阿飞的眼珠在凉纪的脸和曲奇袋之间转了转,然后从凉纪手中接过曲奇袋,转过身背对凉纪,抽出一片曲奇后,抬起面具把它塞进口中。
重新把面具放下,阿飞转向凉纪的方向,欢快地说:“口味很清淡,味道挺不错的。”
凉纪感知得到他说的是真话。
她印象里宇智波鼬虽然嗜甜,但面对这种甜度,也不至于会说出「口味清淡」的评价,阿飞口味比起爱好甜食的宇智波都还重很多。
除了妈妈的情况,很多老人也会因为身体衰弱而味觉失灵。难不成,阿飞的真面目是个老人?他声音这么沙哑,也是因为年龄太大?
那以他现在的表现,他还真是人老心不老。
“你喜欢就好。”凉纪不动声色地说。
拎着一袋曲奇,阿飞离开了。凉纪站起来伸了个懒腰,又重新回到座位上,开始准备纠察司总长的任职文件。
水之国内乱期间,漩涡阳真凛把涉及到凉纪身份的文书文件都暗中毁去。严格来说,凉纪在雾隐村是个黑户。不过,那场战争中有太多文件佚失,黑户也不止凉纪一个。回雾隐村后,总得在这里有个身份,凉纪便给自己新建了份忍者文件。若是有人偷走这份文件,想要追寻她的身份。除了职务一栏的「水影助理」,无论是照片、姓名、性别还是年龄、忍者级别、执行任务,全都只用「保密」一词一带而过。
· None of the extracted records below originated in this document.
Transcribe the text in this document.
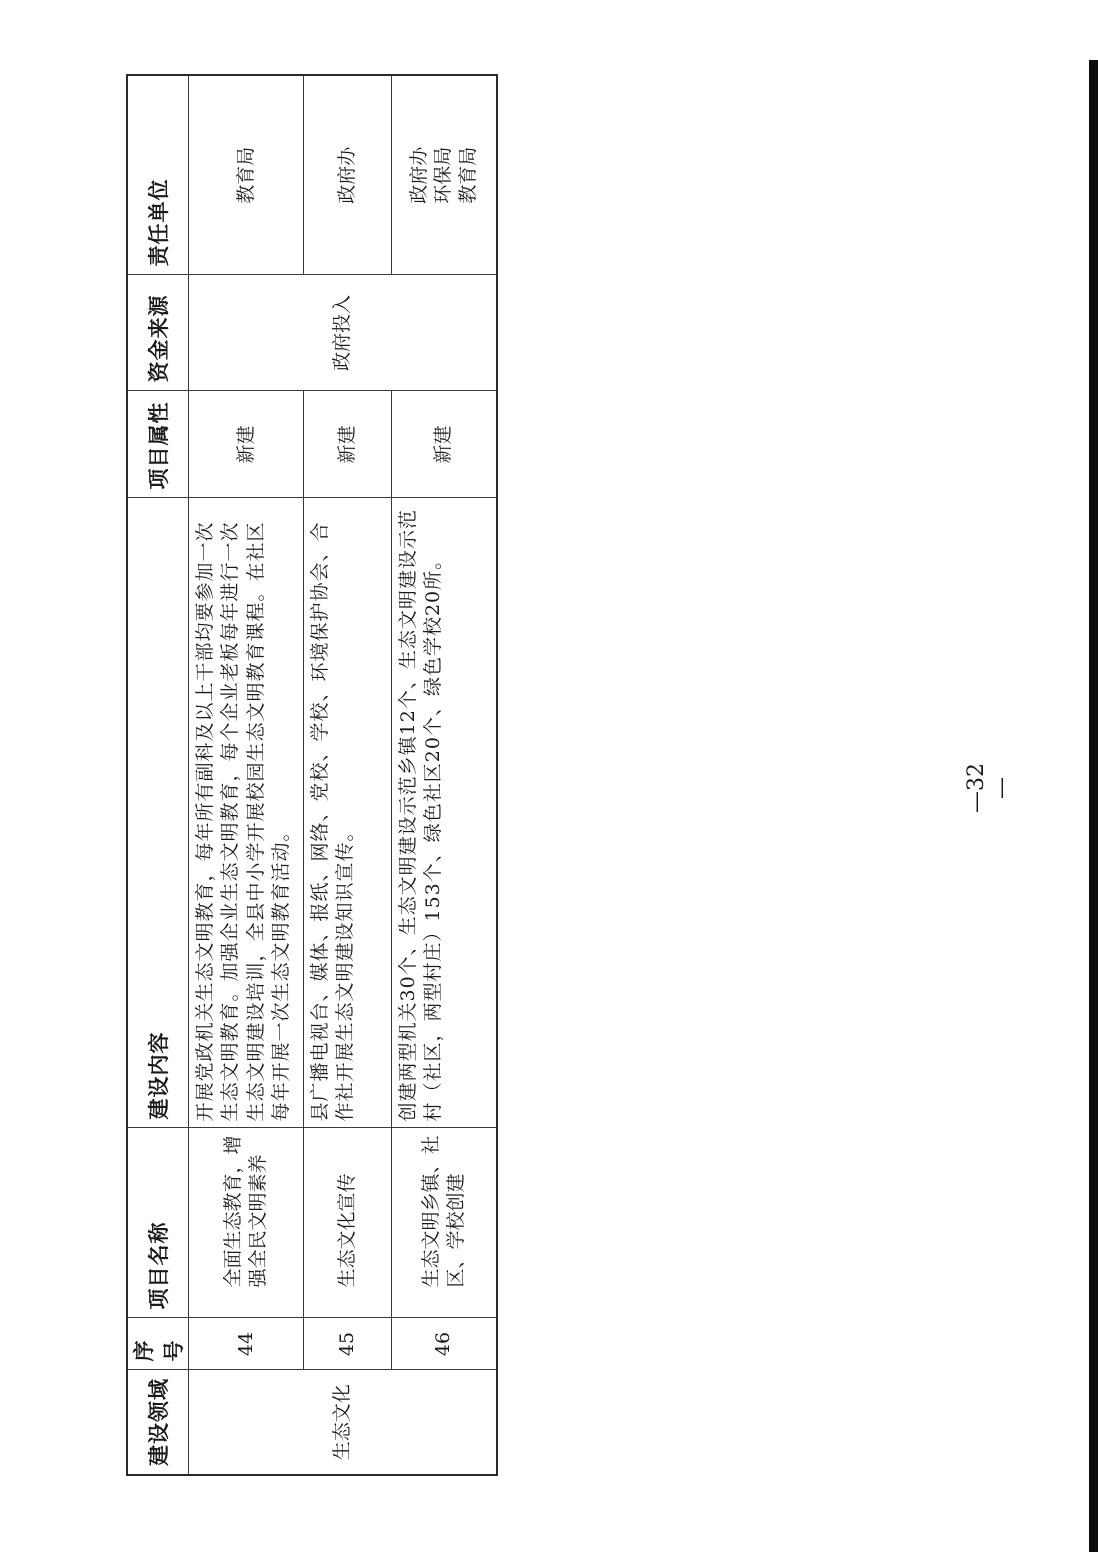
建设领域	序号	项目名称	建设内容	项目属性	资金来源	责任单位
生态文化	44	全面生态教育，增强全民文明素养	开展党政机关生态文明教育，每年所有副科及以上干部均要参加一次生态文明教育。加强企业生态文明教育，每个企业老板每年进行一次生态文明建设培训，全县中小学开展校园生态文明教育课程。在社区每年开展一次生态文明教育活动。	新建	政府投入	教育局

	45	生态文化宣传	县广播电视台、媒体、报纸、网络、党校、学校、环境保护协会、合作社开展生态文明建设知识宣传。	新建		政府办

	46	生态文明乡镇、社区、学校创建	创建两型机关30个、生态文明建设示范乡镇12个、生态文明建设示范村（社区，两型村庄）153个、绿色社区20个、绿色学校20所。	新建		政府办 环保局 教育局
—32—
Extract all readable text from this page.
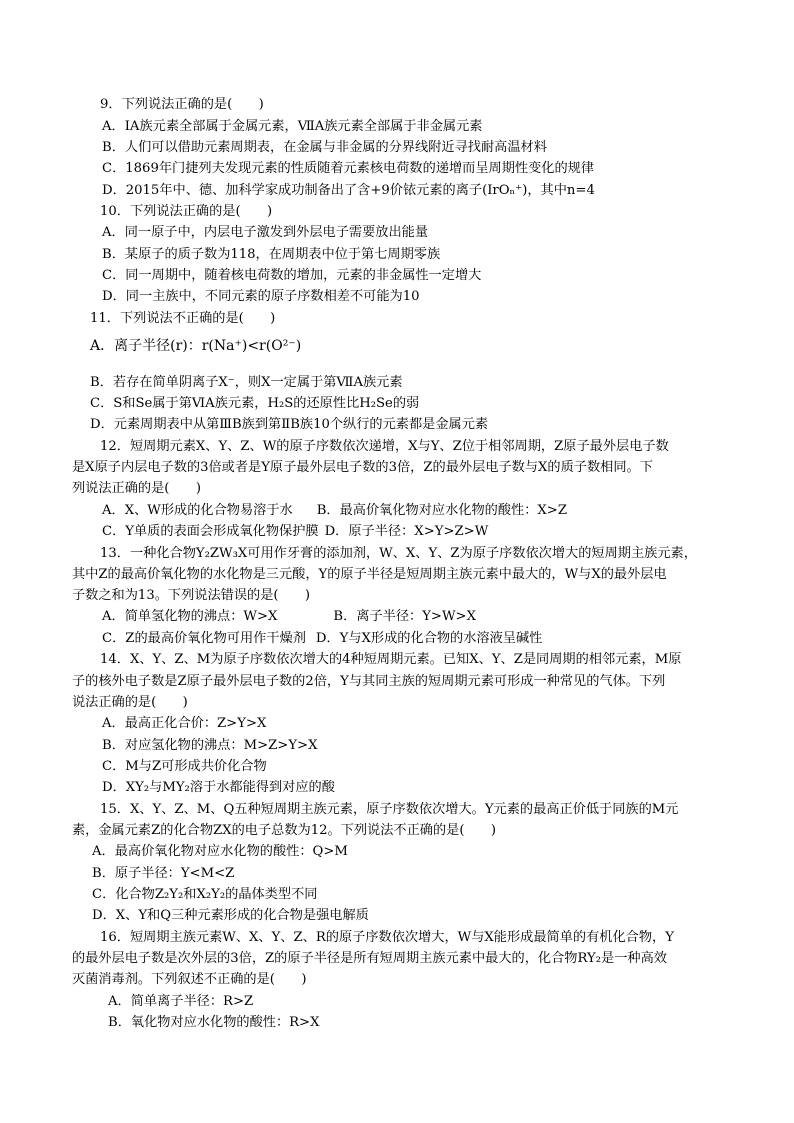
9．下列说法正确的是(　　)
A．ⅠA族元素全部属于金属元素，ⅦA族元素全部属于非金属元素
B．人们可以借助元素周期表，在金属与非金属的分界线附近寻找耐高温材料
C．1869年门捷列夫发现元素的性质随着元素核电荷数的递增而呈周期性变化的规律
D．2015年中、德、加科学家成功制备出了含+9价铱元素的离子(IrOₙ⁺)，其中n=4
10．下列说法正确的是(　　)
A．同一原子中，内层电子激发到外层电子需要放出能量
B．某原子的质子数为118，在周期表中位于第七周期零族
C．同一周期中，随着核电荷数的增加，元素的非金属性一定增大
D．同一主族中，不同元素的原子序数相差不可能为10
11．下列说法不正确的是(　　)
A．离子半径(r)：r(Na⁺)<r(O²⁻)
B．若存在简单阴离子X⁻，则X一定属于第ⅦA族元素
C．S和Se属于第ⅥA族元素，H₂S的还原性比H₂Se的弱
D．元素周期表中从第ⅢB族到第ⅡB族10个纵行的元素都是金属元素
12．短周期元素X、Y、Z、W的原子序数依次递增，X与Y、Z位于相邻周期，Z原子最外层电子数
是X原子内层电子数的3倍或者是Y原子最外层电子数的3倍，Z的最外层电子数与X的质子数相同。下
列说法正确的是(　　)
A．X、W形成的化合物易溶于水 B．最高价氧化物对应水化物的酸性：X>Z
C．Y单质的表面会形成氧化物保护膜 D．原子半径：X>Y>Z>W
13．一种化合物Y₂ZW₃X可用作牙膏的添加剂，W、X、Y、Z为原子序数依次增大的短周期主族元素，
其中Z的最高价氧化物的水化物是三元酸，Y的原子半径是短周期主族元素中最大的，W与X的最外层电
子数之和为13。下列说法错误的是(　　)
A．简单氢化物的沸点：W>X	B．离子半径：Y>W>X
C．Z的最高价氧化物可用作干燥剂 D．Y与X形成的化合物的水溶液呈碱性
14．X、Y、Z、M为原子序数依次增大的4种短周期元素。已知X、Y、Z是同周期的相邻元素，M原
子的核外电子数是Z原子最外层电子数的2倍，Y与其同主族的短周期元素可形成一种常见的气体。下列
说法正确的是(　　)
A．最高正化合价：Z>Y>X
B．对应氢化物的沸点：M>Z>Y>X
C．M与Z可形成共价化合物
D．XY₂与MY₂溶于水都能得到对应的酸
15．X、Y、Z、M、Q五种短周期主族元素，原子序数依次增大。Y元素的最高正价低于同族的M元
素，金属元素Z的化合物ZX的电子总数为12。下列说法不正确的是(　　)
A．最高价氧化物对应水化物的酸性：Q>M
B．原子半径：Y<M<Z
C．化合物Z₂Y₂和X₂Y₂的晶体类型不同
D．X、Y和Q三种元素形成的化合物是强电解质
16．短周期主族元素W、X、Y、Z、R的原子序数依次增大，W与X能形成最简单的有机化合物，Y
的最外层电子数是次外层的3倍，Z的原子半径是所有短周期主族元素中最大的，化合物RY₂是一种高效
灭菌消毒剂。下列叙述不正确的是(　　)
A．简单离子半径：R>Z
B．氧化物对应水化物的酸性：R>X
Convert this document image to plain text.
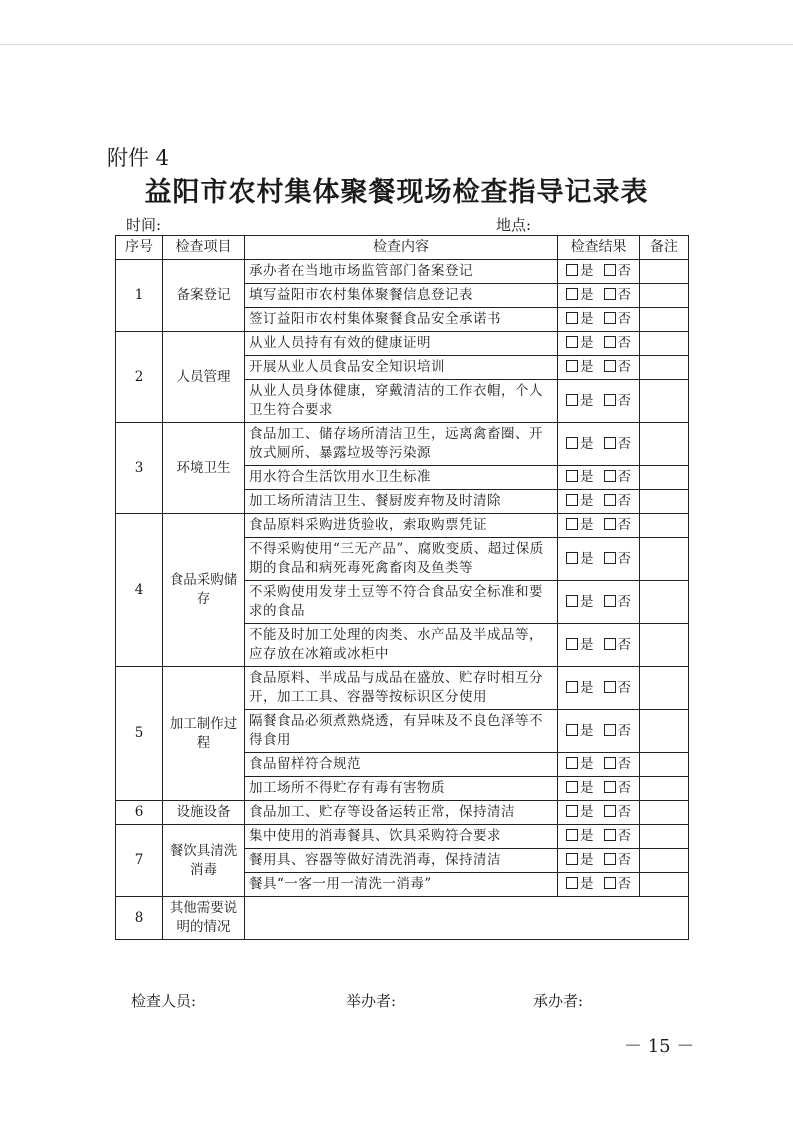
附件 4
益阳市农村集体聚餐现场检查指导记录表
时间:	地点:
序号	检查项目	检查内容	检查结果	备注
1	备案登记	承办者在当地市场监管部门备案登记	是 否	
		填写益阳市农村集体聚餐信息登记表	是 否	
		签订益阳市农村集体聚餐食品安全承诺书	是 否	
2	人员管理	从业人员持有有效的健康证明	是 否	
		开展从业人员食品安全知识培训	是 否	
		从业人员身体健康，穿戴清洁的工作衣帽，个人卫生符合要求	是 否	
3	环境卫生	食品加工、储存场所清洁卫生，远离禽畜圈、开放式厕所、暴露垃圾等污染源	是 否	
		用水符合生活饮用水卫生标准	是 否	
		加工场所清洁卫生、餐厨废弃物及时清除	是 否	
4	食品采购储存	食品原料采购进货验收，索取购票凭证	是 否	
		不得采购使用“三无产品”、腐败变质、超过保质期的食品和病死毒死禽畜肉及鱼类等	是 否	
		不采购使用发芽土豆等不符合食品安全标准和要求的食品	是 否	
		不能及时加工处理的肉类、水产品及半成品等，应存放在冰箱或冰柜中	是 否	
5	加工制作过程	食品原料、半成品与成品在盛放、贮存时相互分开，加工工具、容器等按标识区分使用	是 否	
		隔餐食品必须煮熟烧透，有异味及不良色泽等不得食用	是 否	
		食品留样符合规范	是 否	
		加工场所不得贮存有毒有害物质	是 否	
6	设施设备	食品加工、贮存等设备运转正常，保持清洁	是 否	
7	餐饮具清洗消毒	集中使用的消毒餐具、饮具采购符合要求	是 否	
		餐用具、容器等做好清洗消毒，保持清洁	是 否	
		餐具“一客一用一清洗一消毒”	是 否	
8	其他需要说明的情况			
检查人员:	举办者:	承办者:
－ 15 －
还在木叶的时候,和凉纪打过交道的人太多了,凉纪不愿留下任何暗示「木叶的凉纪」仍活着的线索。
但现在,作为纠察司总长,凉纪不能再像之前那样,只与妈妈还有阿飞打交道。她至少要给出一个可以用于称呼的代号。「凉纪」这个名字肯定是不能直接用的。该用什么呢?
她的脑海中浮现出她在雾隐村曾有过的称呼。
并非「红皮鸡蛋」。
是「沾满血的红色妖鬼」,简称「红鬼」。
现在想想,这个绰号还挺巧妙。
不过,「红鬼」用作忍者代号不够正规,需要稍稍修改一下。
凉纪提起笔,在任命文件上写下「红归」二字。
从这一刻起,她在雾隐村的身份,就是「红归」了。